Dall’altra parte le domande di sostegno finanziario possono avere ad oggetto progetti di adeguamento anticipato a nuove norme dell’Unione europea che stabiliscono uno standard più elevato di tutela ambientale e non sono ancora in vigore.

L’investimento minimo è di 20 milioni di euro (7,5 milioni di euro per programmi di trasformazione e commercializzazione di prodotti agricoli).

Ai fini del calcolo di tale somma, se il costo dell’investimento per la tutela ambientale è individuabile come investimento distinto all’interno del costo complessivo dell’investimento, il costo agevolabile corrisponde a tale costo; in tutti gli altri casi, il costo dell’investimento per la tutela ambientale è individuato per differenza in riferimento ad un investimento analogo meno rispettoso dell’ambiente.

Occorre inoltre fornire prova, per i finanziamenti bancari, tramite lettere bancarie di disponibilità alla concessione dei finanziamenti in favore del soggetto che presenta domanda di finanziamento pubblico agevolato e, per gli apporti finanziari dei soci, tramite dichiarazione degli stessi circa la disponibilità ad apportare le risorse finanziarie a titolo di prezzi propri e attestazioni bancarie circa la disponibilità dei suddetti fondi in capo ai soci e/o lettere bancarie di disponibilità alla concessione dei finanziamenti a favore dei medesimi.

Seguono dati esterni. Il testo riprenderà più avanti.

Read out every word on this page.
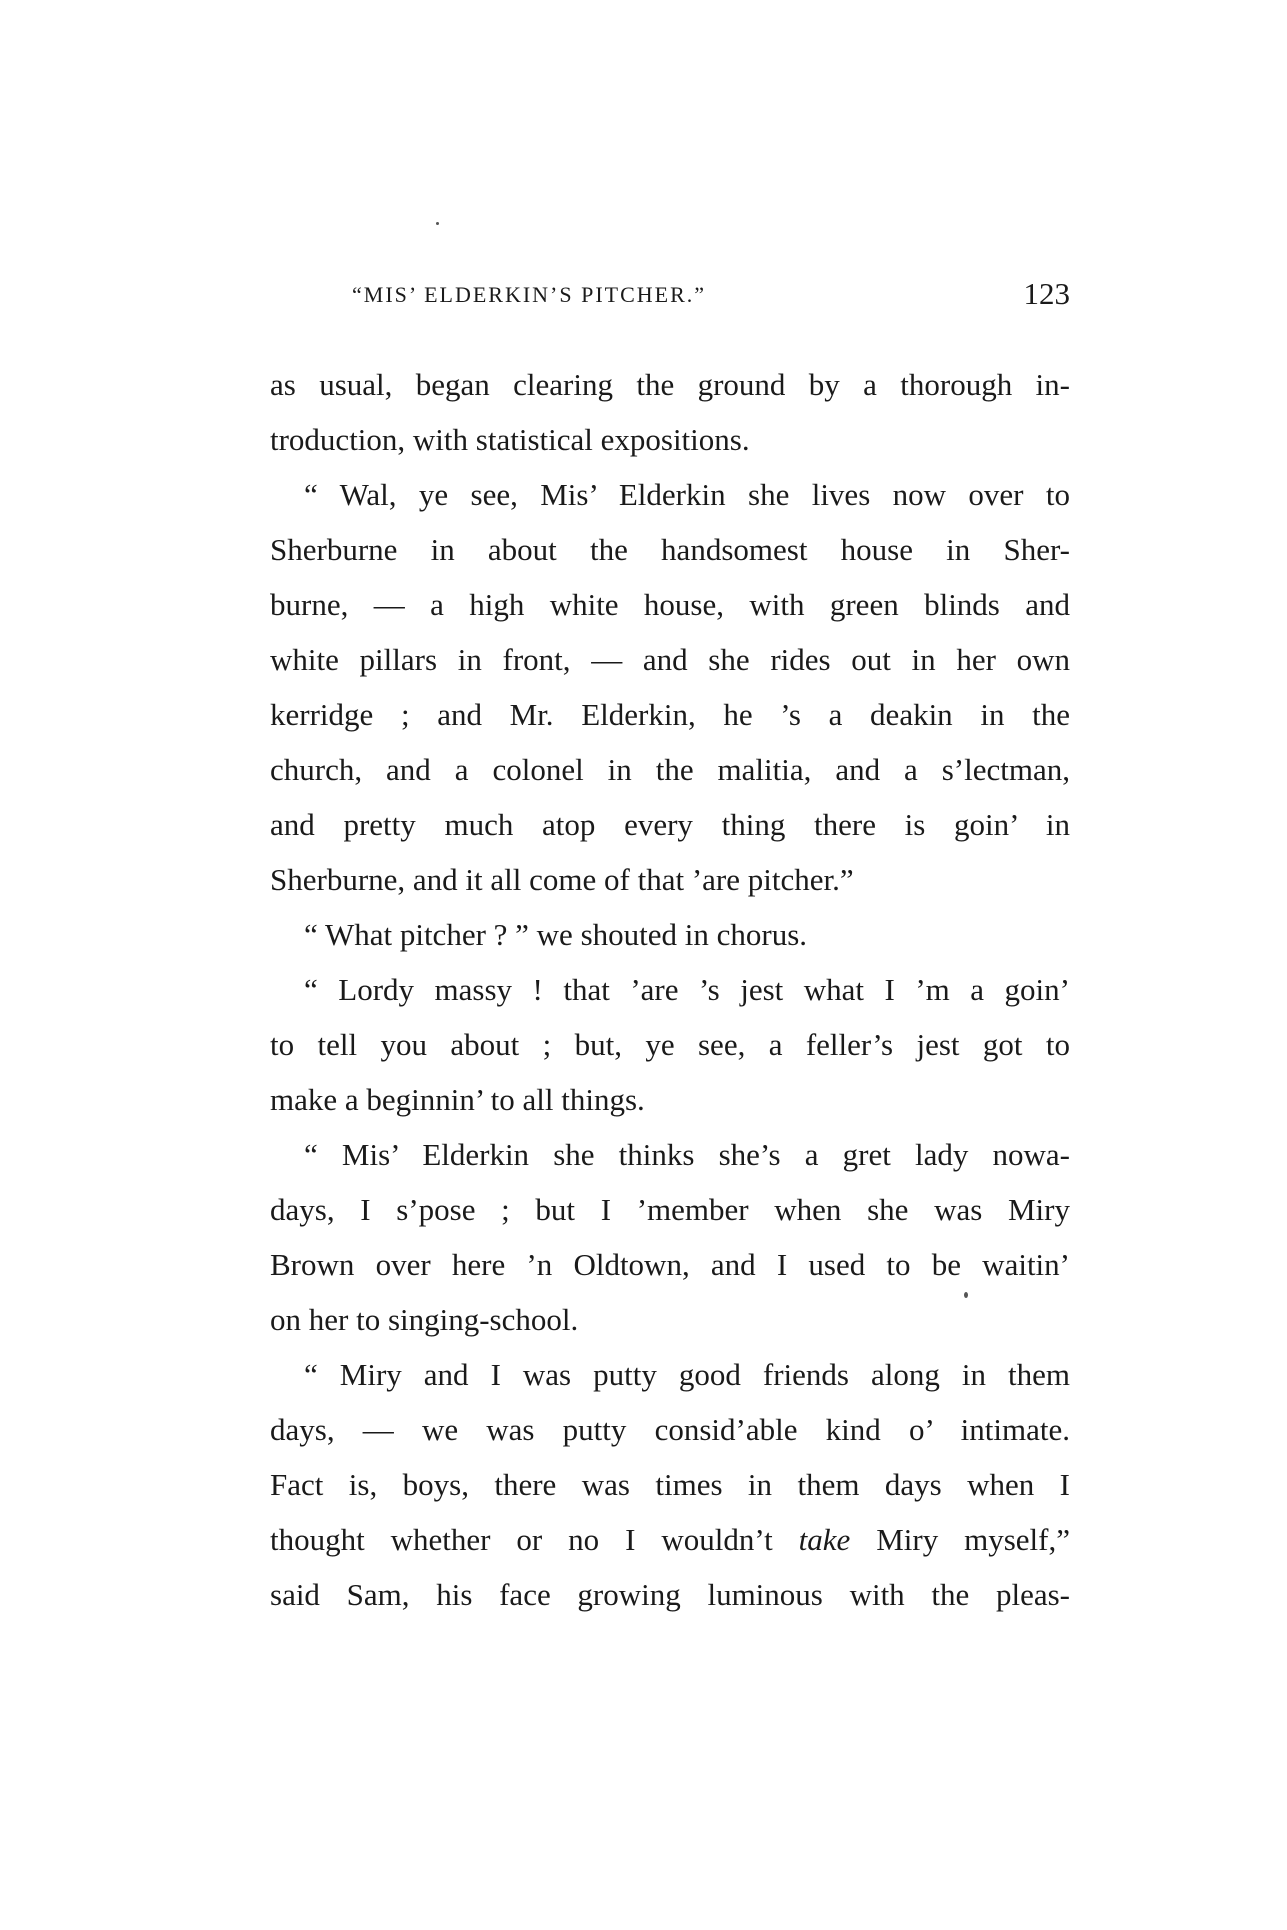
“MIS’ ELDERKIN’S PITCHER.”	123
as usual, began clearing the ground by a thorough in-
troduction, with statistical expositions.
“ Wal, ye see, Mis’ Elderkin she lives now over to
Sherburne in about the handsomest house in Sher-
burne, — a high white house, with green blinds and
white pillars in front, — and she rides out in her own
kerridge ; and Mr. Elderkin, he ’s a deakin in the
church, and a colonel in the malitia, and a s’lectman,
and pretty much atop every thing there is goin’ in
Sherburne, and it all come of that ’are pitcher.”
“ What pitcher ? ” we shouted in chorus.
“ Lordy massy ! that ’are ’s jest what I ’m a goin’
to tell you about ; but, ye see, a feller’s jest got to
make a beginnin’ to all things.
“ Mis’ Elderkin she thinks she’s a gret lady nowa-
days, I s’pose ; but I ’member when she was Miry
Brown over here ’n Oldtown, and I used to be waitin’
on her to singing-school.
“ Miry and I was putty good friends along in them
days, — we was putty consid’able kind o’ intimate.
Fact is, boys, there was times in them days when I
thought whether or no I wouldn’t take Miry myself,”
said Sam, his face growing luminous with the pleas-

L’entità degli incentivi, che possono essere o un contributo a fondo perduto o un finanziamento agevolato oppure un contributo in conto interessi, viene stabilita da Invitalia, soggetto gestore della misura, in base alla tipologia del progetto, la localizzazione dell’iniziativa e le dimensioni dell’impresa.

Le domande devono essere inviate a Invitalia esclusivamente on-line da un rappresentante legale o da un procuratore speciale, una volta eseguita la registrazione alla piattaforma dedicata ai servizi on-line con indicazione di un indirizzo di posta elettronica ordinario.